A peine l'émissaire envoyé dans les campagnes était parti avec cette proclamation, qu'on reçut la nouvelle de la prise faite par le capitaine Anastase Bulgaris, d'un bâtiment turc, chargé de bois de construction, destiné pour la Canée. Six Turcs, qui se trouvaient à bord, avaient été jetés à la mer, et sept Grecs, du même équipage, envoyés à Hydra avec la prise. Le 10 mai, les capitaines Pinotzis et Sakturis s'emparèrent également d'un navire destiné pour Alexandrie, sur lequel se trouvaient un Mollah, plusieurs familles turques, et une quantité de pèlerins mahométans, qui furent envoyés, en présent, aux capitaines du Magne, pour travailler aux terres, tandis que ceux-ci combattaient pour la défense de la patrie. Le brick resta au pouvoir des Grecs, qui trouvèrent à bord douze candelabres en argent, six en or, trois miroirs, entourés de pierreries, de la vaisselle d'argent, des brillants, des diamants et des perles, montant à une somme considérable. Il n'en fallait pas davantage pour faire tourner la tête à des hommes jusqu'alors accoutumés à des bénéfices modérés ; et le désordre qui s'ensuivit contribua à empêcher l'entreprise formée pour la délivrance de Chios.

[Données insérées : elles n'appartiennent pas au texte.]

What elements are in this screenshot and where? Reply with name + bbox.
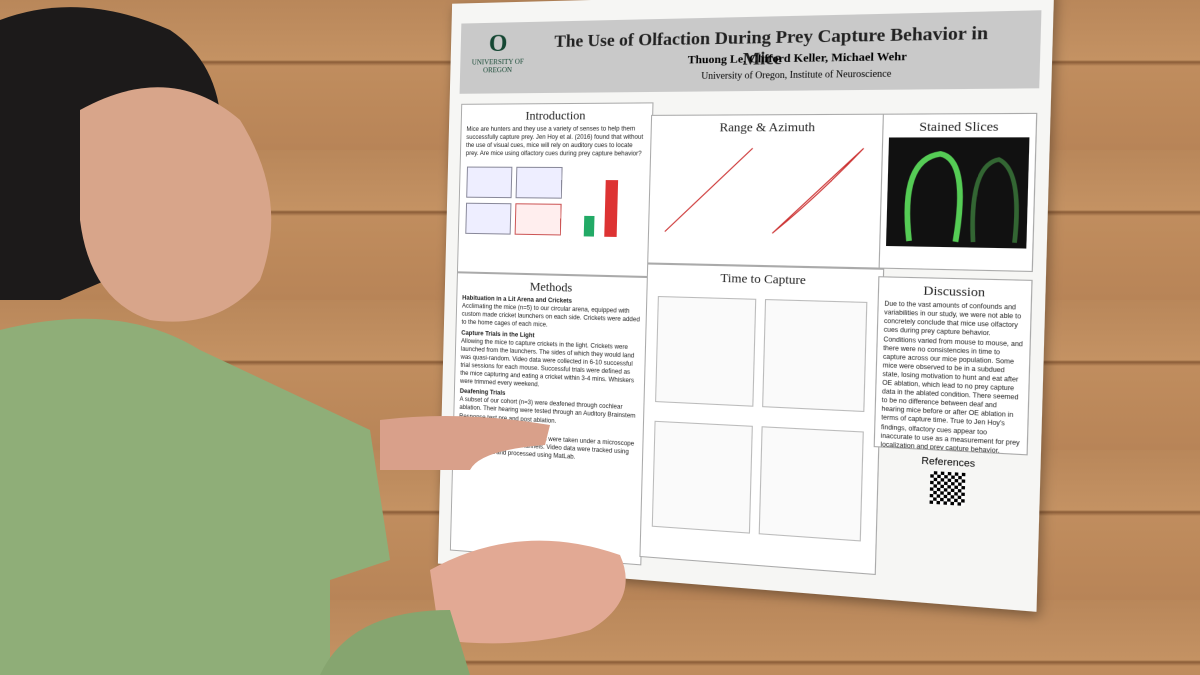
arena-plot bbox=[516, 167, 562, 198]
intro-figure bbox=[464, 159, 619, 242]
face bbox=[80, 87, 272, 322]
sleeve bbox=[320, 610, 470, 675]
introduction-box: Introduction Mice are hunters and they u… bbox=[456, 102, 654, 278]
hand bbox=[430, 540, 626, 644]
poster: O UNIVERSITY OF OREGON The Use of Olfacti… bbox=[437, 0, 1055, 612]
arena-plot bbox=[466, 203, 511, 234]
arena-plot bbox=[515, 203, 561, 234]
cardigan bbox=[0, 318, 390, 675]
arena-plot bbox=[467, 167, 512, 198]
hand bbox=[380, 416, 550, 470]
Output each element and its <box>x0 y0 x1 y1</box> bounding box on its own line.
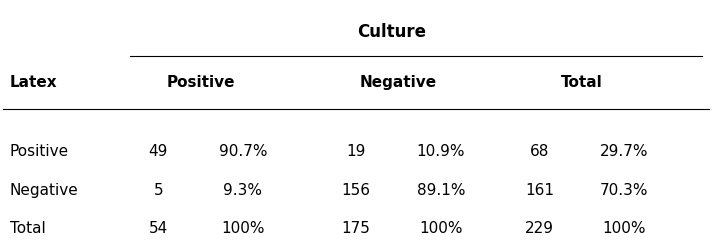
Text: 70.3%: 70.3% <box>600 183 649 198</box>
Text: Total: Total <box>10 221 46 236</box>
Text: 54: 54 <box>149 221 168 236</box>
Text: Negative: Negative <box>360 75 437 90</box>
Text: 100%: 100% <box>221 221 265 236</box>
Text: Latex: Latex <box>10 75 58 90</box>
Text: 161: 161 <box>525 183 554 198</box>
Text: 175: 175 <box>342 221 370 236</box>
Text: 90.7%: 90.7% <box>219 144 267 159</box>
Text: Positive: Positive <box>167 75 235 90</box>
Text: 19: 19 <box>346 144 366 159</box>
Text: 9.3%: 9.3% <box>224 183 263 198</box>
Text: 156: 156 <box>342 183 370 198</box>
Text: 89.1%: 89.1% <box>417 183 465 198</box>
Text: 100%: 100% <box>602 221 646 236</box>
Text: 49: 49 <box>149 144 168 159</box>
Text: Culture: Culture <box>357 23 426 41</box>
Text: Positive: Positive <box>10 144 69 159</box>
Text: 10.9%: 10.9% <box>417 144 465 159</box>
Text: Negative: Negative <box>10 183 78 198</box>
Text: 5: 5 <box>153 183 163 198</box>
Text: 29.7%: 29.7% <box>600 144 649 159</box>
Text: Total: Total <box>561 75 603 90</box>
Text: 68: 68 <box>530 144 550 159</box>
Text: 229: 229 <box>525 221 554 236</box>
Text: 100%: 100% <box>419 221 463 236</box>
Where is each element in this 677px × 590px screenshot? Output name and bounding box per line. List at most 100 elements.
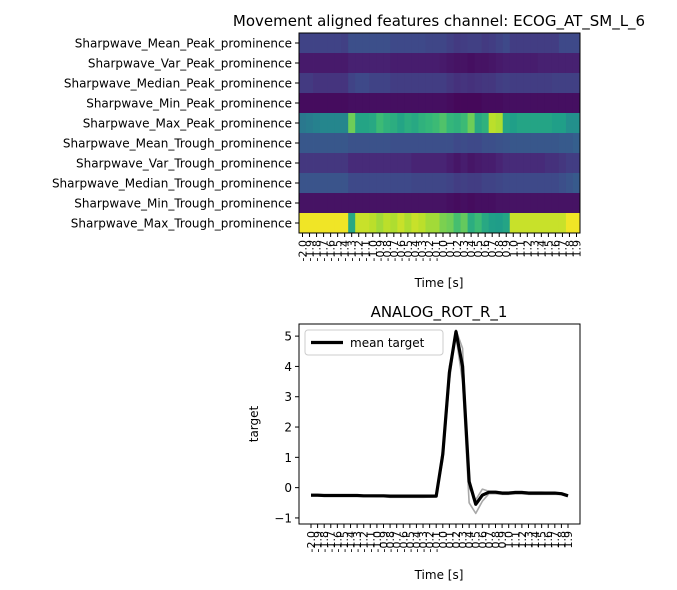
heatmap-cell [425,133,433,154]
heatmap-cell [523,193,532,214]
heatmap-cell [341,173,349,194]
heatmap-cell [516,193,525,214]
heatmap-cell [299,53,307,74]
heatmap-cell [495,133,504,154]
heatmap-x-tick-label: 1.1 [514,240,527,258]
heatmap-cell [390,193,398,214]
heatmap-cell [411,53,419,74]
heatmap-cell [439,93,447,114]
heatmap-cell [432,33,440,54]
heatmap-cell [376,213,384,234]
heatmap-cell [299,193,307,214]
heatmap-cell [362,73,370,94]
heatmap-cell [558,173,567,194]
line-x-tick-label: 0.9 [496,531,509,549]
heatmap-title: Movement aligned features channel: ECOG_… [233,12,645,31]
heatmap-cell [369,73,377,94]
heatmap-cell [558,193,567,214]
heatmap-cell [362,193,370,214]
heatmap-x-tick-label: 1.6 [549,240,562,258]
heatmap-cell [306,73,314,94]
heatmap-cell [523,93,532,114]
heatmap-cell [390,33,398,54]
heatmap-row-label: Sharpwave_Max_Trough_prominence [71,217,292,231]
line-x-tick-label: 1.2 [516,531,529,549]
heatmap-cell [572,133,581,154]
heatmap-cell [334,93,342,114]
heatmap-x-tick-label: -1.9 [304,240,317,261]
heatmap-cell [439,193,447,214]
heatmap-cell [467,53,476,74]
heatmap-cell [411,173,419,194]
heatmap-cell [474,193,483,214]
heatmap-cell [572,213,581,234]
line-x-tick-label: -0.5 [404,531,417,552]
heatmap-cell [565,113,574,134]
heatmap-cell [327,153,335,174]
heatmap-cell [544,193,553,214]
heatmap-cell [369,193,377,214]
heatmap-cell [467,113,476,134]
heatmap-cell [355,133,363,154]
heatmap-cell [502,113,511,134]
line-x-tick-label: -0.8 [384,531,397,552]
heatmap-cell [572,113,581,134]
heatmap-cell [572,93,581,114]
heatmap-x-tick-label: -1.6 [325,240,338,261]
heatmap-cell [453,73,461,94]
heatmap-cell [369,93,377,114]
heatmap-cell [432,213,440,234]
heatmap-cell [446,113,454,134]
heatmap-cell [404,193,412,214]
heatmap-cell [348,173,356,194]
heatmap-cell [313,93,321,114]
heatmap-cell [390,173,398,194]
heatmap-cell [488,213,497,234]
heatmap-cell [474,113,483,134]
heatmap-cell [530,213,539,234]
heatmap-x-tick-label: 1.4 [535,240,548,258]
heatmap-x-tick-label: -1.5 [332,240,345,261]
heatmap-cell [376,113,384,134]
heatmap-cell [404,133,412,154]
heatmap-cell [411,133,419,154]
heatmap-cell [432,93,440,114]
heatmap-cell [327,73,335,94]
line-x-tick-label: 0.4 [463,531,476,549]
heatmap-cell [313,113,321,134]
heatmap-cell [502,93,511,114]
heatmap-cell [544,133,553,154]
heatmap-cell [460,33,469,54]
heatmap-cell [439,133,447,154]
heatmap-cell [495,213,504,234]
heatmap-cell [544,33,553,54]
heatmap-cell [481,153,490,174]
line-x-tick-label: -0.7 [391,531,404,552]
heatmap-cell [355,93,363,114]
heatmap-x-tick-label: -1.4 [339,240,352,261]
line-x-tick-label: -1.9 [312,531,325,552]
heatmap-cell [355,33,363,54]
heatmap-cell [432,73,440,94]
heatmap-cell [551,93,560,114]
heatmap-cell [530,153,539,174]
heatmap-cell [481,193,490,214]
line-y-ticks: −1 0 1 2 3 4 5 [274,330,299,525]
heatmap-cell [453,213,461,234]
line-x-tick-label: -1.1 [364,531,377,552]
heatmap-cell [411,33,419,54]
heatmap-cell [397,53,405,74]
heatmap-cell [467,193,476,214]
heatmap-cell [306,53,314,74]
heatmap-cell [558,133,567,154]
heatmap-x-tick-label: -2.0 [297,240,310,261]
heatmap-cell [362,153,370,174]
heatmap-x-tick-label: -1.7 [318,240,331,261]
heatmap-cell [418,33,426,54]
heatmap-cell [348,73,356,94]
heatmap-cell [432,113,440,134]
heatmap-cell [397,193,405,214]
heatmap-cell [397,213,405,234]
heatmap-cell [516,173,525,194]
heatmap-cell [404,213,412,234]
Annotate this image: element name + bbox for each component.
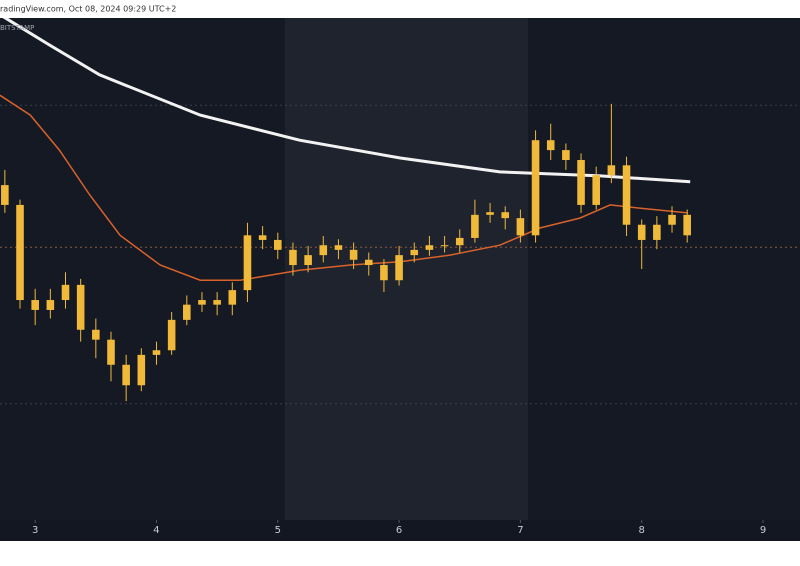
candle-body	[395, 255, 403, 281]
candle-body	[319, 245, 328, 256]
source-label: radingView.com, Oct 08, 2024 09:29 UTC+2	[0, 5, 176, 14]
candle-body	[152, 350, 161, 355]
candle-body	[380, 265, 388, 281]
x-tick-label: 5	[275, 525, 281, 536]
candle-body	[122, 364, 130, 386]
candle-body	[334, 245, 343, 250]
candle-body	[349, 249, 358, 260]
candle-body	[198, 300, 206, 305]
candle-body	[607, 165, 616, 176]
candle-body	[637, 224, 646, 240]
candle-body	[183, 304, 191, 320]
candle-body	[546, 140, 555, 151]
candle-body	[471, 214, 479, 238]
x-tick-label: 7	[517, 525, 523, 536]
moving-average	[0, 94, 688, 281]
candle-body	[258, 235, 267, 240]
x-tick-label: 6	[396, 525, 402, 536]
candle-body	[92, 329, 100, 340]
marks: 3 4 5 6 7 8 9	[0, 13, 800, 536]
candle-body	[592, 175, 600, 205]
candle-body	[531, 140, 540, 236]
candle-body	[46, 300, 55, 310]
candle-body	[137, 354, 146, 386]
candle-body	[622, 165, 631, 225]
candle-body	[425, 245, 434, 250]
candle-body	[455, 237, 464, 246]
session-highlight	[285, 18, 528, 520]
x-tick-label: 8	[639, 525, 645, 536]
moving-average	[0, 13, 691, 184]
x-tick-label: 9	[760, 525, 766, 536]
x-tick-label: 4	[153, 525, 159, 536]
candle-body	[76, 284, 85, 330]
candle-body	[61, 284, 70, 301]
candle-body	[668, 214, 676, 225]
candle-body	[228, 290, 237, 305]
candle-body	[31, 300, 39, 310]
candle-body	[486, 212, 494, 215]
x-axis-strip	[0, 520, 800, 541]
candle-body	[562, 150, 570, 161]
candle-body	[410, 249, 419, 256]
candle-body	[167, 319, 176, 351]
candle-body	[213, 300, 221, 305]
candle-body	[683, 214, 691, 236]
candle-body	[273, 239, 282, 250]
candle-body	[289, 249, 297, 266]
candle-body	[1, 185, 9, 205]
candle-body	[516, 218, 525, 236]
candle-body	[107, 339, 115, 365]
candle-body	[243, 235, 252, 291]
candle-body	[364, 259, 373, 266]
candle-body	[577, 160, 585, 205]
candle-body	[501, 212, 510, 219]
header	[0, 0, 800, 18]
candle-body	[304, 255, 312, 266]
x-tick-label: 3	[32, 525, 38, 536]
candle-body	[440, 245, 449, 247]
exchange-label: BITSTAMP	[0, 24, 34, 32]
candle-body	[653, 224, 661, 240]
candle-body	[16, 204, 24, 301]
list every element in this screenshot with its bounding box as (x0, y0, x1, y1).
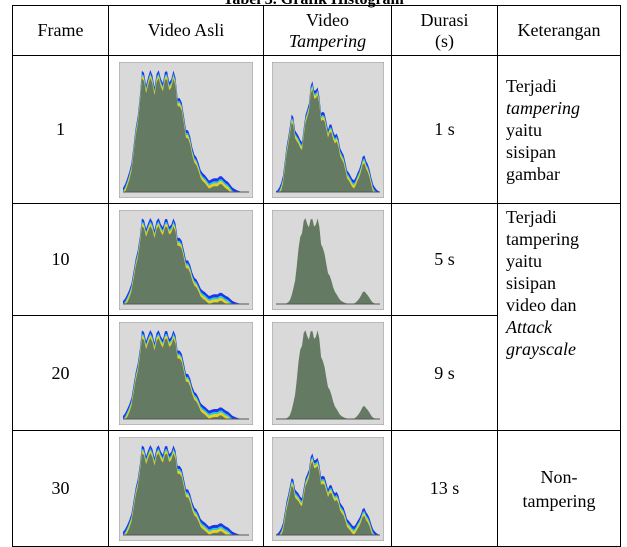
header-text: Video (306, 10, 349, 30)
row: 1 1 s Terjadi tampering yaitu sisipan ga… (13, 56, 621, 204)
header-cell: Frame (13, 6, 109, 56)
note-cell: Non- tampering (498, 431, 621, 547)
header-cell: Durasi(s) (392, 6, 498, 56)
frame-cell: 30 (13, 431, 109, 547)
note-text: video dan (506, 295, 576, 315)
histogram-image (119, 437, 253, 541)
note-text: Attack (506, 317, 552, 337)
row: 10 5 s Terjadi tampering yaitu sisipan v… (13, 204, 621, 316)
histogram-image (119, 322, 253, 425)
duration-cell: 9 s (392, 316, 498, 431)
note-cell: Terjadi tampering yaitu sisipan video da… (498, 204, 621, 431)
note-text: tampering (506, 98, 580, 118)
header-cell: Keterangan (498, 6, 621, 56)
frame-cell: 10 (13, 204, 109, 316)
histogram-image (272, 437, 384, 541)
image-cell (264, 316, 392, 431)
note-text: Terjadi (506, 76, 557, 96)
duration-cell: 13 s (392, 431, 498, 547)
header-text: Tampering (289, 31, 366, 51)
note-text: tampering (506, 229, 579, 249)
page: Tabel 3. Grafik Histogram Frame Video As… (0, 0, 627, 546)
header-text: (s) (435, 31, 454, 51)
note-text: sisipan (506, 142, 556, 162)
note-text: Non- (541, 467, 578, 487)
duration-cell: 5 s (392, 204, 498, 316)
note-text: tampering (523, 491, 596, 511)
histogram-image (272, 62, 384, 198)
note-text: grayscale (506, 339, 576, 359)
note-text: gambar (506, 164, 560, 184)
image-cell (264, 204, 392, 316)
histogram-image (272, 210, 384, 310)
histogram-image (272, 322, 384, 425)
image-cell (264, 56, 392, 204)
image-cell (109, 204, 264, 316)
note-text: Terjadi (506, 207, 557, 227)
image-cell (109, 56, 264, 204)
frame-cell: 20 (13, 316, 109, 431)
image-cell (109, 316, 264, 431)
note-text: yaitu (506, 120, 542, 140)
header-cell: Video Asli (109, 6, 264, 56)
row: 30 13 s Non- tampering (13, 431, 621, 547)
histogram-image (119, 62, 253, 198)
note-cell: Terjadi tampering yaitu sisipan gambar (498, 56, 621, 204)
header-text: Durasi (421, 10, 469, 30)
image-cell (109, 431, 264, 547)
frame-cell: 1 (13, 56, 109, 204)
note-text: yaitu (506, 251, 542, 271)
image-cell (264, 431, 392, 547)
histogram-image (119, 210, 253, 310)
note-text: sisipan (506, 273, 556, 293)
duration-cell: 1 s (392, 56, 498, 204)
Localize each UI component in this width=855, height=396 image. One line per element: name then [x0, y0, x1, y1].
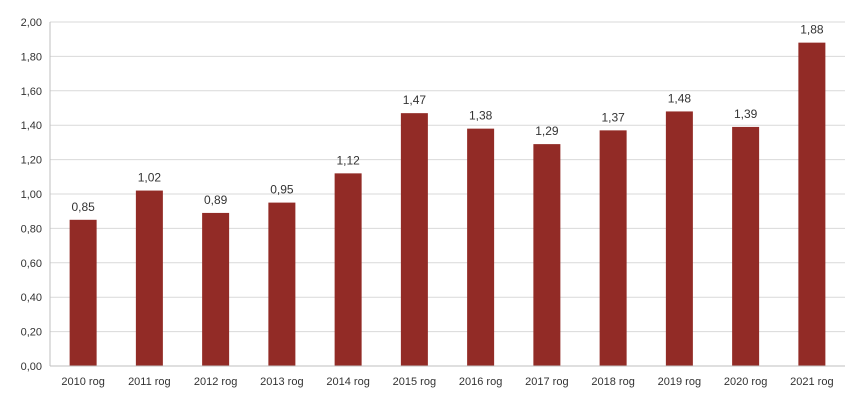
- x-tick-label: 2016 rog: [459, 376, 502, 388]
- x-tick-label: 2020 rog: [724, 376, 767, 388]
- y-tick-label: 0,40: [21, 292, 42, 304]
- y-tick-label: 1,40: [21, 120, 42, 132]
- data-labels: 0,85 1,02 0,89 0,95 1,12 1,47 1,38 1,29 1,37 1,48…: [71, 23, 823, 214]
- y-tick-label: 1,20: [21, 155, 42, 167]
- data-label: 1,38: [469, 109, 493, 123]
- bar: [400, 113, 428, 366]
- x-tick-label: 2018 rog: [591, 376, 634, 388]
- data-label: 1,02: [138, 171, 162, 185]
- data-label: 1,48: [668, 91, 692, 105]
- x-tick-label: 2017 rog: [525, 376, 568, 388]
- data-label: 1,12: [336, 153, 360, 167]
- bar: [533, 144, 561, 366]
- data-label: 1,29: [535, 124, 559, 138]
- y-tick-label: 0,00: [21, 361, 42, 373]
- data-label: 1,47: [403, 93, 427, 107]
- y-tick-label: 1,00: [21, 189, 42, 201]
- y-tick-label: 2,00: [21, 17, 42, 29]
- y-tick-label: 0,60: [21, 258, 42, 270]
- x-tick-label: 2015 rog: [393, 376, 436, 388]
- bar: [798, 42, 826, 366]
- data-label: 0,85: [71, 200, 95, 214]
- x-axis-ticks: 2010 rog 2011 rog 2012 rog 2013 rog 2014 rog…: [61, 376, 833, 388]
- bar: [599, 130, 627, 366]
- bar: [334, 173, 362, 366]
- x-tick-label: 2014 rog: [326, 376, 369, 388]
- data-label: 1,39: [734, 107, 758, 121]
- data-label: 0,89: [204, 193, 228, 207]
- bar: [467, 128, 495, 366]
- bars: [69, 42, 826, 366]
- bar: [135, 190, 163, 366]
- y-axis-ticks: 0,00 0,20 0,40 0,60 0,80 1,00 1,20 1,40 1,60 1,80…: [21, 17, 42, 373]
- bar: [69, 219, 97, 366]
- bar: [268, 202, 296, 366]
- y-tick-label: 0,80: [21, 223, 42, 235]
- y-tick-label: 1,80: [21, 51, 42, 63]
- gridlines: [50, 21, 845, 333]
- x-tick-label: 2011 rog: [128, 376, 171, 388]
- x-tick-label: 2013 rog: [260, 376, 303, 388]
- data-label: 1,88: [800, 23, 824, 37]
- bar: [202, 212, 230, 366]
- x-tick-label: 2010 rog: [61, 376, 104, 388]
- x-tick-label: 2012 rog: [194, 376, 237, 388]
- y-tick-label: 1,60: [21, 86, 42, 98]
- data-label: 1,37: [601, 110, 625, 124]
- y-tick-label: 0,20: [21, 327, 42, 339]
- bar: [665, 111, 693, 366]
- data-label: 0,95: [270, 183, 294, 197]
- bar: [732, 126, 760, 366]
- x-tick-label: 2019 rog: [658, 376, 701, 388]
- x-tick-label: 2021 rog: [790, 376, 833, 388]
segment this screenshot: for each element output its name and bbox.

Les capitaines qui se trouvaient au village de Thymiana durent revenir à bord pour rétablir l'ordre. On ne tarda pas ensuite à apprendre, par diverses voies, que les archontes de la ville de Chios venaient de livrer des otages au pacha, qui avait laissé cent trente Turcs asiatiques à la garde de la citadelle, tandis que les autres couraient les campagnes pour en désarmer les habitants. Enfin, le 11 mai au matin, l'émissaire expédié par l'archinavarque Tombasis ayant rapporté qu'il n'avait trouvé qu'une centaine d'hommes de bonne ! volonté au village de Lanyadèz, et rien ne répondant aux vœux de l'escadre, on résolut de retourner à Hydra.

Le temps n'avait pas encore donné aux Grecs la maturité nécessaire ! pour régulariser de grandes entreprises. Dès que leur armée navale avait paru à l'entrée du golfe Herméen, Smyrne, où les Crétois mahométans exercent la profession de boucher, devint le théâtre de leurs exploits sanguinaires. Chaque jour était signalé par les assassinats qu'ils commettaient; et les janissaires, sous prétexte de s'y

opposer, s'associèrent à leurs crimes, en faisant revivre un privilége par lequel la ville devait passer sous leur protection en cas de danger. Le gouverneur ayant consenti à cette demande, la place, livrée à une milice aussi cupide que féroce, fut en proie à leurs fureurs.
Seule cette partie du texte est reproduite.